Many different types of electronic equipment utilize Liquid Crystal Displays (LCDs) for displaying information to allow a human operator to interface with such equipment. While the exact construction of such LCDs differs depending on their particular application, virtually all comprise a volume of liquid crystal material which, when subjected to an electrical field, changes its axis of polarization. A pair of polarizers are placed on opposite sides of the liquid crystal material so that the polarizers have their axes of polarization orthogonal to each other. In the absence of an electrical field, light passes through the first polarizer and then into the liquid crystal material which is arranged to change the axis of polarization of the light passing therethrough by 90.degree.. The light beams are thus polarized by the liquid crystal material the same as the second polarizer so as to pass through it unimpeded.
However, when an electrical field is applied to the liquid crystal material, the material changes its axis of polarization. Thus, the light passing through the liquid crystal material is no longer polarized 90.degree. so as to be aligned with the axis of the second polarizer. Instead, the light exiting the liquid crystal material is now polarized orthogonal to the axis of polarization of the second polarizer and is thus blocked thereby. By selectively confining the electrical field applied to the liquid crystal material, the amount of light that actually passes through the LCD can be controlled so that certain regions pass light while others do not. In this way, the LCD can be made to display an alphanumeric character or the like.

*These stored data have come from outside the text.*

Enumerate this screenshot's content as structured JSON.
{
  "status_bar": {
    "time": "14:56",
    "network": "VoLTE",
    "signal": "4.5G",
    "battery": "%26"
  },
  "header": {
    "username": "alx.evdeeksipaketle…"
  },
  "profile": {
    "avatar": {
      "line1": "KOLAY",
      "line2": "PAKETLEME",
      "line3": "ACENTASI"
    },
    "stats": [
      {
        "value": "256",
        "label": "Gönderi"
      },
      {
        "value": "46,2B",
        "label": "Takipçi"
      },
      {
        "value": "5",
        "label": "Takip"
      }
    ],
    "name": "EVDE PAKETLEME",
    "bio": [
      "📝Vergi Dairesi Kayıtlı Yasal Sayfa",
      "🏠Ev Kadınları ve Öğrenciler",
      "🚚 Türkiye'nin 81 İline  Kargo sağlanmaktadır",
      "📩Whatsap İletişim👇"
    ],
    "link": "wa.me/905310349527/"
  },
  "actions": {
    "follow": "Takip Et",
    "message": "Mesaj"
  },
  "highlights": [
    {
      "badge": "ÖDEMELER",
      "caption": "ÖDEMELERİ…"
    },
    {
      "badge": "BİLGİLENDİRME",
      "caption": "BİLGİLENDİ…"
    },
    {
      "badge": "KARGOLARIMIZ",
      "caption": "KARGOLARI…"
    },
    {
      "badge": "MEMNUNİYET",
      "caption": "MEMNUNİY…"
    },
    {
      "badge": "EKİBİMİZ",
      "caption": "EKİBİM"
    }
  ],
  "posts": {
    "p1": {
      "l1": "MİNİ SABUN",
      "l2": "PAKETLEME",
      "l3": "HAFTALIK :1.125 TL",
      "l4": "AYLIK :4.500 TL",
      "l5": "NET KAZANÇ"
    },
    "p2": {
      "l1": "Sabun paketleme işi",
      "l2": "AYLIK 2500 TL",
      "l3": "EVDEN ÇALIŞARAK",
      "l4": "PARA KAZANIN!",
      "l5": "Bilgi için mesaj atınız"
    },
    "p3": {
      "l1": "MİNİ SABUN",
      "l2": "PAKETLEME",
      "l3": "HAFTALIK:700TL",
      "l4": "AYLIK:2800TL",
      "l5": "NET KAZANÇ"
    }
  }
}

To improve the contrast of the information displayed by an LCD, backlighting is commonly used. Such backlighting is accomplished by placing a light source, e.g., a fluorescent lamp, behind the LCD (so that the lamp is adjacent to the LCD side opposite the side viewed by an operator). A reflector, typically a parabolic mirror, is placed behind the lamp to reflect and collimate the rays from the lamp, thereby yielding a collimated beam which is directed through the LCD. When fabricating the above-described backlit LCD, there is invariably a trade-off between the degree to which the display can be made small and the degree of sharp contrast obtained by increasing the curvature of the reflector placed behind the light source so as to increase the collimation of the beam directed through the LCD. Increasing the degree of curvature of the reflector increases the degree of collimation of the light reflected thereby, which is desirable, but at the expense of increasing the overall size of the display.
Thus, there is a need for a technique for backlighting an LCD display which allows the LCD to be made small and flat without diminishing the display contrast.